- Genre: Sport, Golf
- Narrated by: Iain Anderson
- Country of origin: Scotland
- No. of series: 1
- No. of episodes: 7

Production
- Running time: 30 minutes (including adverts)
- Production companies: Grampian Television Midas Multimedia

Original release
- Network: STV
- Release: 2005

= The Scottish Golf Show =

The Scottish Golf Show is a Scottish television series aired on Scottish TV and Grampian TV (now both together as STV).

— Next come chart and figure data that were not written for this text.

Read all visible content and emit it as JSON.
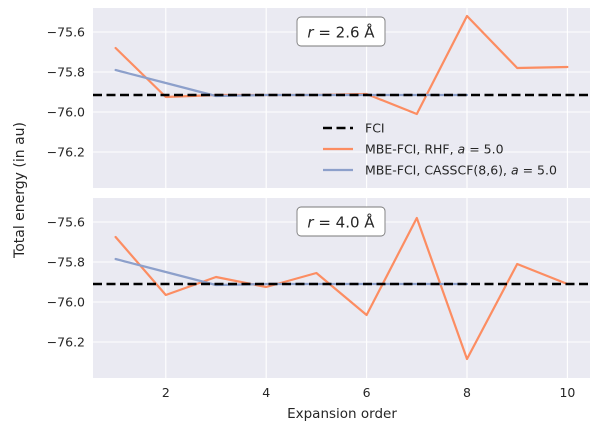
{
  "figure": {
    "ylabel": "Total energy (in au)",
    "xlabel": "Expansion order"
  },
  "legend": {
    "placement": "lower-right of top panel",
    "entries": [
      {
        "label": "FCI",
        "series": "FCI"
      },
      {
        "label": "MBE-FCI, RHF, a = 5.0",
        "series": "RHF"
      },
      {
        "label": "MBE-FCI, CASSCF(8,6), a = 5.0",
        "series": "CASSCF"
      }
    ]
  },
  "colors": {
    "panel_bg": "#EAEAF2",
    "grid": "#FFFFFF",
    "fci": "#000000",
    "rhf": "#FC8D62",
    "casscf": "#8DA0CB",
    "text": "#262626"
  },
  "chart_data": [
    {
      "type": "line",
      "annotation": "r = 2.6 Å",
      "xlim": [
        0.55,
        10.45
      ],
      "ylim": [
        -76.38,
        -75.48
      ],
      "xticks": [
        2,
        4,
        6,
        8,
        10
      ],
      "yticks": [
        -75.6,
        -75.8,
        -76.0,
        -76.2
      ],
      "ytick_labels": [
        "−75.6",
        "−75.8",
        "−76.0",
        "−76.2"
      ],
      "grid": true,
      "series": [
        {
          "name": "FCI",
          "style": "dashed",
          "hline": -75.915
        },
        {
          "name": "MBE-FCI, RHF, a = 5.0",
          "x": [
            1,
            2,
            3,
            4,
            5,
            6,
            7,
            8,
            9,
            10
          ],
          "y": [
            -75.68,
            -75.925,
            -75.915,
            -75.915,
            -75.915,
            -75.91,
            -76.01,
            -75.52,
            -75.78,
            -75.775
          ]
        },
        {
          "name": "MBE-FCI, CASSCF(8,6), a = 5.0",
          "x": [
            1,
            2,
            3,
            4,
            5,
            6,
            7,
            8
          ],
          "y": [
            -75.79,
            -75.855,
            -75.92,
            -75.915,
            -75.915,
            -75.915,
            -75.915,
            -75.915
          ]
        }
      ]
    },
    {
      "type": "line",
      "annotation": "r = 4.0 Å",
      "xlim": [
        0.55,
        10.45
      ],
      "ylim": [
        -76.38,
        -75.48
      ],
      "xticks": [
        2,
        4,
        6,
        8,
        10
      ],
      "xtick_labels": [
        "2",
        "4",
        "6",
        "8",
        "10"
      ],
      "yticks": [
        -75.6,
        -75.8,
        -76.0,
        -76.2
      ],
      "ytick_labels": [
        "−75.6",
        "−75.8",
        "−76.0",
        "−76.2"
      ],
      "grid": true,
      "series": [
        {
          "name": "FCI",
          "style": "dashed",
          "hline": -75.91
        },
        {
          "name": "MBE-FCI, RHF, a = 5.0",
          "x": [
            1,
            2,
            3,
            4,
            5,
            6,
            7,
            8,
            9,
            10
          ],
          "y": [
            -75.675,
            -75.965,
            -75.875,
            -75.925,
            -75.855,
            -76.065,
            -75.58,
            -76.285,
            -75.81,
            -75.91
          ]
        },
        {
          "name": "MBE-FCI, CASSCF(8,6), a = 5.0",
          "x": [
            1,
            2,
            3,
            4,
            5,
            6,
            7,
            8
          ],
          "y": [
            -75.785,
            -75.85,
            -75.915,
            -75.91,
            -75.91,
            -75.91,
            -75.91,
            -75.91
          ]
        }
      ]
    }
  ]
}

The Scottish Golf Show was narrated by Iain Anderson and produced, directed & edited by Scott Brown. The series was first broadcast in 2005, and was re-aired in 2006, and again in May 2009 on STV.

==Synopsis==

===Episode 1===

The first episode provides an overview of Scotland's golf courses, beginning with St Andrews. Royal and Ancient Golf Club of St Andrews opens its doors, and the origins of the game are explored at the British Golf Museum.

===Episode 2===

This edition features one of Scotland's premier venues, the championship course at Royal Troon, and looks at some of the other major courses in Ayrshire.

===Episode 3===

This edition features the Open Championship venue at Carnoustie, and others at the east coast.

===Episode 4===

The show visits Royal Dornoch. Graeme Baxter talks about the art of golf, and takes a look behind the scenes at Elmwood College, Fife.

===Episode 5===

The Scottish Golf Show opens with some action at Gleneagles, Perthshire.

===Episode 6===

This edition opens at Turnberry, Ayrshire, where Colin Montgomerie shows his Links Golf Academy.

===Episode 7===

Shows the oldest golf club in the world, Muirfield, home of the Honourable Company of Edinburgh Golfers.

==Reception==
Regarding the absence of sustained media attention on lower-tier Scottish golf competitions, Stuart Bathgate of The Scotsman wrote that the show "offers an indication of what could be done, with a little imagination and a modest budget, to redress this imbalance". Commenting on Iain Anderson's performance, Bathgate thought that "while he narrates with sonorous relish, his voice is partly responsible for making the programme bear too close a resemblance to a promotional video shot by Visit Scotland and shipped out to rich Americans". In a mixed review, Evening Express said, "This programme is an excellent and well-produced video for golf tourists. For peak-time viewing, however, it lands in the rough."